Description. “In this job scheduling problem, you will assign which elves work on which toys, at what time, and for how long. The goal is to complete all of the toys as early as possible, scaled by the natural log of the number of elves that work. Thus the objective S is S = t[f] * log(1 + n[e]), where t[f] is the last minute the final toy is complete, from reference date Jan 1, 2014 at 12:00 AM and n[e] is the number of unique elves that were needed to build the toys.”
What I’ve learned
- Makefiles, and they are absolutely wonderful
- I really missed object-orientated programming
While this challenge is quite different from the original appeal that drew me to Kaggle in the first place, I was nevertheless attracted to the fascinating puzzle that was posed. I didn’t think it would be too hard, and I thought it would be a good opportunity to refresh my C++. While the dataset is a daunting 10 million toys long, I thought that C++ would mitigate the slowness of my beginner’s algorithm. This was horribly naïve.
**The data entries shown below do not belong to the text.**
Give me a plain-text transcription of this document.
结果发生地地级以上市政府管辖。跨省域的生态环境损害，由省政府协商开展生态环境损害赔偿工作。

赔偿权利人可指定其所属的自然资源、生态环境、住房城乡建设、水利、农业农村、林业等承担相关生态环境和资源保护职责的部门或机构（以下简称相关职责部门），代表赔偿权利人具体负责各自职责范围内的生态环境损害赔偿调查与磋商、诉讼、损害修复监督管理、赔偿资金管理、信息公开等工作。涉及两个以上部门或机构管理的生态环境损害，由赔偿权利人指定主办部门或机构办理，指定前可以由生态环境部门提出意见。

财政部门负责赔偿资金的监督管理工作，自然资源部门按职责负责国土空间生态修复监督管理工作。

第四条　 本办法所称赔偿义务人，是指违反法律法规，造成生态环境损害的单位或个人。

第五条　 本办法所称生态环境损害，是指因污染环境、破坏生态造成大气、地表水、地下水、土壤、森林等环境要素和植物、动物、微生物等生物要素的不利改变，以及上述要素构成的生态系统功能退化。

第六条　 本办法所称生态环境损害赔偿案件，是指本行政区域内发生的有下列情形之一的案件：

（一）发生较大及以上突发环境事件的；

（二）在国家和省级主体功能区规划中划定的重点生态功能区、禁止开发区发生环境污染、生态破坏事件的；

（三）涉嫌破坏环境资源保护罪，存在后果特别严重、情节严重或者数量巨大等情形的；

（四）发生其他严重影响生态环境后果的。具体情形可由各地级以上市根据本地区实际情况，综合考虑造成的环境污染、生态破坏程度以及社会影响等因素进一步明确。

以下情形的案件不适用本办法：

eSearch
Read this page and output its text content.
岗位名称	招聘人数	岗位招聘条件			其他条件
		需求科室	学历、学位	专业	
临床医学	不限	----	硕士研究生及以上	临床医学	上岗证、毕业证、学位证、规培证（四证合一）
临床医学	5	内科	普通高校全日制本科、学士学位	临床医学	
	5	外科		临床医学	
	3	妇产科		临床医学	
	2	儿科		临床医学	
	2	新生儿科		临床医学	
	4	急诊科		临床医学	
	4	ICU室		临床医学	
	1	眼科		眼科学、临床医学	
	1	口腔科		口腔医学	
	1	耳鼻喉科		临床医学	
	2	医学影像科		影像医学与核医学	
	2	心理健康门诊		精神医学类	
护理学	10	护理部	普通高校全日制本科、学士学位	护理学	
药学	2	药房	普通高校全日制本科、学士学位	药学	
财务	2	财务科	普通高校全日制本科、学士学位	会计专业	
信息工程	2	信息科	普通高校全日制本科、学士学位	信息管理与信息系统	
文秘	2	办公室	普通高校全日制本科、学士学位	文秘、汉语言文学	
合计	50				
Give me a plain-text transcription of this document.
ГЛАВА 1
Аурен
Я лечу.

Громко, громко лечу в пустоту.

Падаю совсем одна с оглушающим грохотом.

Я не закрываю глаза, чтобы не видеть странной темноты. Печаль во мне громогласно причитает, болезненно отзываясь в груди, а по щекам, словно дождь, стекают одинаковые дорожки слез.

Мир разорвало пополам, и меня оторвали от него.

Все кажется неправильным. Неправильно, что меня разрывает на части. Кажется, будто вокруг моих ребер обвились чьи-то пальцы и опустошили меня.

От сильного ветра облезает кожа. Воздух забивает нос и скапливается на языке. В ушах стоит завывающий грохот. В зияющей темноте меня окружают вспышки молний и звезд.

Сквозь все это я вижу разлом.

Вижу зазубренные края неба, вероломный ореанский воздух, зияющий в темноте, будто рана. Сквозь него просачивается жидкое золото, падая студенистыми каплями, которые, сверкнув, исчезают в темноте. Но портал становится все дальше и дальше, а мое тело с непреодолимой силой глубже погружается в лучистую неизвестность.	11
I created three smaller datasets of sizes 10, 100, and 10,000. My initial greedy algorithm couldn’t even finish to the 10,000 toy test case. From what I can tell, I don’t have any obvious functional errors. It’s quite a simple algorithm that takes no obvious steps towards optimizations: I figured that I would first get a baseline and work from there. Apparently, C++ couldn’t pick up the slack for me. Regardless, here are the performance results from what could be completed before my patience ran out:
Averages of 3 runs using 900 elves
Number of Toys | Average Time |
---|---|
10 | 0m0.077s |
100 | 0m0.310s |
1,000 | 0m2.188s |
5,000 | 0m9.279s |
10,000 | FAIL |